TsFile-Hive-Connector User Guide

TsFile-Hive-Connector User Guide

Outline

TsFile-Hive-Connector User Guide
- About TsFile-Hive-Connector
- System Requirements
- Data Type Correspondence
- Add Dependency For Hive
- Create Tsfile-backed Hive tables
- Query from Tsfile-backed Hive tables
  - Select Clause Example
  - Aggregate Clause Example
- What’s Next

About TsFile-Hive-Connector

TsFile-Hive-Connector implements the support of Hive for external data sources of Tsfile type. This enables users to operate Tsfile by Hive.

With this connector, you can

Load a single TsFile, from either the local file system or hdfs, into hive
Load all files in a specific directory, from either the local file system or hdfs, into hive
Query the tsfile through HQL.
As of now, the write operation is not supported in hive-connector. So, insert operation in HQL is not allowed while operating tsfile through hive.

System Requirements

Hadoop Version	Hive Version	Java Version	TsFile
`2.7.3` or `3.2.1`	`2.3.6` or `3.1.2`	`1.8`	`0.11.1`

Note: For more information about how to download and use TsFile, please see the following link: https://github.com/apache/iotdb/tree/master/tsfile.

Data Type Correspondence

TsFile data type	Hive field type
BOOLEAN	Boolean
INT32	INT
INT64	BIGINT
FLOAT	Float
DOUBLE	Double
TEXT	STRING

Add Dependency For Hive

To use hive-connector in hive, we should add the hive-connector jar into hive.

After downloading the code of iotdb from https://github.com/apache/iotdb (opens new window), you can use the command of mvn clean package -pl hive-connector -am -Dmaven.test.skip=true to get a hive-connector-X.X.X-jar-with-dependencies.jar.

Then in hive, use the command of add jar XXX to add the dependency. For example:

hive> add jar /Users/hive/iotdb/hive-connector/target/hive-connector-0.11.1-jar-with-dependencies.jar;
Added [/Users/hive/iotdb/hive-connector/target/hive-connector-0.11.1-jar-with-dependencies.jar] to class path
Added resources: [/Users/hive/iotdb/hive-connector/target/hive-connector-0.11.1-jar-with-dependencies.jar]

Create Tsfile-backed Hive tables

To create a Tsfile-backed table, specify the serde as org.apache.iotdb.hive.TsFileSerDe, specify the inputformat as org.apache.iotdb.hive.TSFHiveInputFormat, and the outputformat as org.apache.iotdb.hive.TSFHiveOutputFormat.

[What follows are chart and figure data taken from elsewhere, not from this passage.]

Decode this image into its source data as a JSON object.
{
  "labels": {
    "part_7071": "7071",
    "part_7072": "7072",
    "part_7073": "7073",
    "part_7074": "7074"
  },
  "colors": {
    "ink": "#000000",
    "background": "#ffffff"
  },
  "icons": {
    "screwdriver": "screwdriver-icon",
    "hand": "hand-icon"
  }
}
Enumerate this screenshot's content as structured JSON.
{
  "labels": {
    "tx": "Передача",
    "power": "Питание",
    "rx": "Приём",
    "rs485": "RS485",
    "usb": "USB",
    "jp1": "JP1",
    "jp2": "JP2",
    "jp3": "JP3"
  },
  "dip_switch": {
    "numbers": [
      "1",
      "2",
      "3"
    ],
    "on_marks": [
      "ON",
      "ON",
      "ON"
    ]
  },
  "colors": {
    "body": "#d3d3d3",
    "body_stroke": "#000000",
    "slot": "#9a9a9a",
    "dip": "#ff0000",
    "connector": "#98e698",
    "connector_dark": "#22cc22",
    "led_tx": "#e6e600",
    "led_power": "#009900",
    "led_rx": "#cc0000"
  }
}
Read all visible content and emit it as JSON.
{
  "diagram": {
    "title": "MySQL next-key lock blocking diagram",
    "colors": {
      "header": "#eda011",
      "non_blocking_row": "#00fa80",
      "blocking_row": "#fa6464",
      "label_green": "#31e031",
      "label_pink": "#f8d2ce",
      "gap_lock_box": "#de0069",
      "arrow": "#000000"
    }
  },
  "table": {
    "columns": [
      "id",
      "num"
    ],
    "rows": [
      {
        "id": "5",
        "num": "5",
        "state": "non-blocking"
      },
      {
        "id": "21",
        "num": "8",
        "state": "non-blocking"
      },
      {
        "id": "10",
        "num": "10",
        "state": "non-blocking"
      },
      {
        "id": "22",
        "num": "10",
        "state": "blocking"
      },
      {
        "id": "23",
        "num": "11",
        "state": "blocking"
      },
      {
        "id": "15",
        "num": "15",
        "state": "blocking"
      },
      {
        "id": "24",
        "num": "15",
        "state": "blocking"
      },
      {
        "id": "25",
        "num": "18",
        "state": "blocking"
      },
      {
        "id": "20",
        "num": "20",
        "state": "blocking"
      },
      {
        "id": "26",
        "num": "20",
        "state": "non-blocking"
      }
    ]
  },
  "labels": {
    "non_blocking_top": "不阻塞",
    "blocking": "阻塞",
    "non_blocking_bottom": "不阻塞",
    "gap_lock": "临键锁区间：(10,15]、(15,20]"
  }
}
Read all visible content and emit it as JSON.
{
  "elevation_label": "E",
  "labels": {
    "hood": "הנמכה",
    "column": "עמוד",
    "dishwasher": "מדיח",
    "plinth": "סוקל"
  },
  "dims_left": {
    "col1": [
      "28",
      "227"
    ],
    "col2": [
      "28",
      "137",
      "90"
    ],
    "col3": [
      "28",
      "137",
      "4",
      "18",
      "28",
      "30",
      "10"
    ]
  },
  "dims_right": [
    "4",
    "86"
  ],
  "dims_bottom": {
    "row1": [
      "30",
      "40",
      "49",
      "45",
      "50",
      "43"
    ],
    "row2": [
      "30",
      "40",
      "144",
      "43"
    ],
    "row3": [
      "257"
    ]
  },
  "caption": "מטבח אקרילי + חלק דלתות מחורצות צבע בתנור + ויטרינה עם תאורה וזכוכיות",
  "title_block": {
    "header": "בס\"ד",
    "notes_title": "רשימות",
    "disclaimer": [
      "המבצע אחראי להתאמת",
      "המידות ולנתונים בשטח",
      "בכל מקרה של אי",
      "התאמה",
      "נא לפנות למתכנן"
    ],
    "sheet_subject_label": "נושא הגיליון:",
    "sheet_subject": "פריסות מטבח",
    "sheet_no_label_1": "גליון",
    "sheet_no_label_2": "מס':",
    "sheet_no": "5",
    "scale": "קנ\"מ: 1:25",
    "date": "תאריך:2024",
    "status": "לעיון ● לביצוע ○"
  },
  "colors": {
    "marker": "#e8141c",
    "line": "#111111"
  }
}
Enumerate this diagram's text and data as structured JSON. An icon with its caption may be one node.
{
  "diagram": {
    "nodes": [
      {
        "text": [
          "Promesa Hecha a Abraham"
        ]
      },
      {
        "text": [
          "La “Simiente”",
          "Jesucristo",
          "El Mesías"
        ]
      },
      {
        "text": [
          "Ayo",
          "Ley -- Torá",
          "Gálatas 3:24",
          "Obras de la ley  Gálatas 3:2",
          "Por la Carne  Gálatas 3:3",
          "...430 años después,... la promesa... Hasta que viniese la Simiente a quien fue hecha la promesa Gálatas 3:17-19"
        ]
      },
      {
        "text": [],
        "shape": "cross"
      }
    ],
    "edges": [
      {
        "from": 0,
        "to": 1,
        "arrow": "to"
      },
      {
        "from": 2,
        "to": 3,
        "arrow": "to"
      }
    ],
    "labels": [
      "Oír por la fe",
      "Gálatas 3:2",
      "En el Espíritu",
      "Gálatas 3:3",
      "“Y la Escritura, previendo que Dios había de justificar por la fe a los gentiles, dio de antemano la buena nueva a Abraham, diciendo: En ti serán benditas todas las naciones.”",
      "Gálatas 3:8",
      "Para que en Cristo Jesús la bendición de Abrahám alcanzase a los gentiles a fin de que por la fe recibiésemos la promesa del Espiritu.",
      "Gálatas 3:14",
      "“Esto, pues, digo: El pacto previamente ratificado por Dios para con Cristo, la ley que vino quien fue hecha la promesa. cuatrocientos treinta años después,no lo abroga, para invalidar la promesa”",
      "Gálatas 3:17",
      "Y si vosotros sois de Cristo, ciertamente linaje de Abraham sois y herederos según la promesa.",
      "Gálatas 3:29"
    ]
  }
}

Also provide a schema which only contains two fields: time_stamp and sensor_id for the table. time_stamp is the time value of the time series and sensor_id is the sensor name to extract from the tsfile to hive such as sensor_1. The name of the table can be any valid table names in hive.

Also a location provided for hive-connector to pull the most current data for the table.

The location should be a specific directory on your local file system or HDFS to set up Hadoop. If it is in your local file system, the location should look like file:///data/data/sequence/root.baic2.WWS.leftfrontdoor/

Last, set the device_id in TBLPROPERTIES to the device name you want to analyze.

For example:

CREATE EXTERNAL TABLE IF NOT EXISTS only_sensor_1(
  time_stamp TIMESTAMP,
  sensor_1 BIGINT)
ROW FORMAT SERDE 'org.apache.iotdb.hive.TsFileSerDe'
STORED AS
  INPUTFORMAT 'org.apache.iotdb.hive.TSFHiveInputFormat'
  OUTPUTFORMAT 'org.apache.iotdb.hive.TSFHiveOutputFormat'
LOCATION '/data/data/sequence/root.baic2.WWS.leftfrontdoor/'
TBLPROPERTIES ('device_id'='root.baic2.WWS.leftfrontdoor.plc1');

In this example, the data of root.baic2.WWS.leftfrontdoor.plc1.sensor_1 is pulled from the directory of /data/data/sequence/root.baic2.WWS.leftfrontdoor/. This table results in a description as below:

hive> describe only_sensor_1;
OK
time_stamp              timestamp                  from deserializer
sensor_1                bigint                  from deserializer
Time taken: 0.053 seconds, Fetched: 2 row(s)

At this point, the Tsfile-backed table can be worked with in Hive like any other table.

Query from Tsfile-backed Hive tables

Before we do any queries, we should set the hive.input.format in hive by executing the following command.

hive> set hive.input.format=org.apache.hadoop.hive.ql.io.HiveInputFormat;

Now, we already have an external table named only_sensor_1 in hive. We can use any query operations through HQL to analyse it.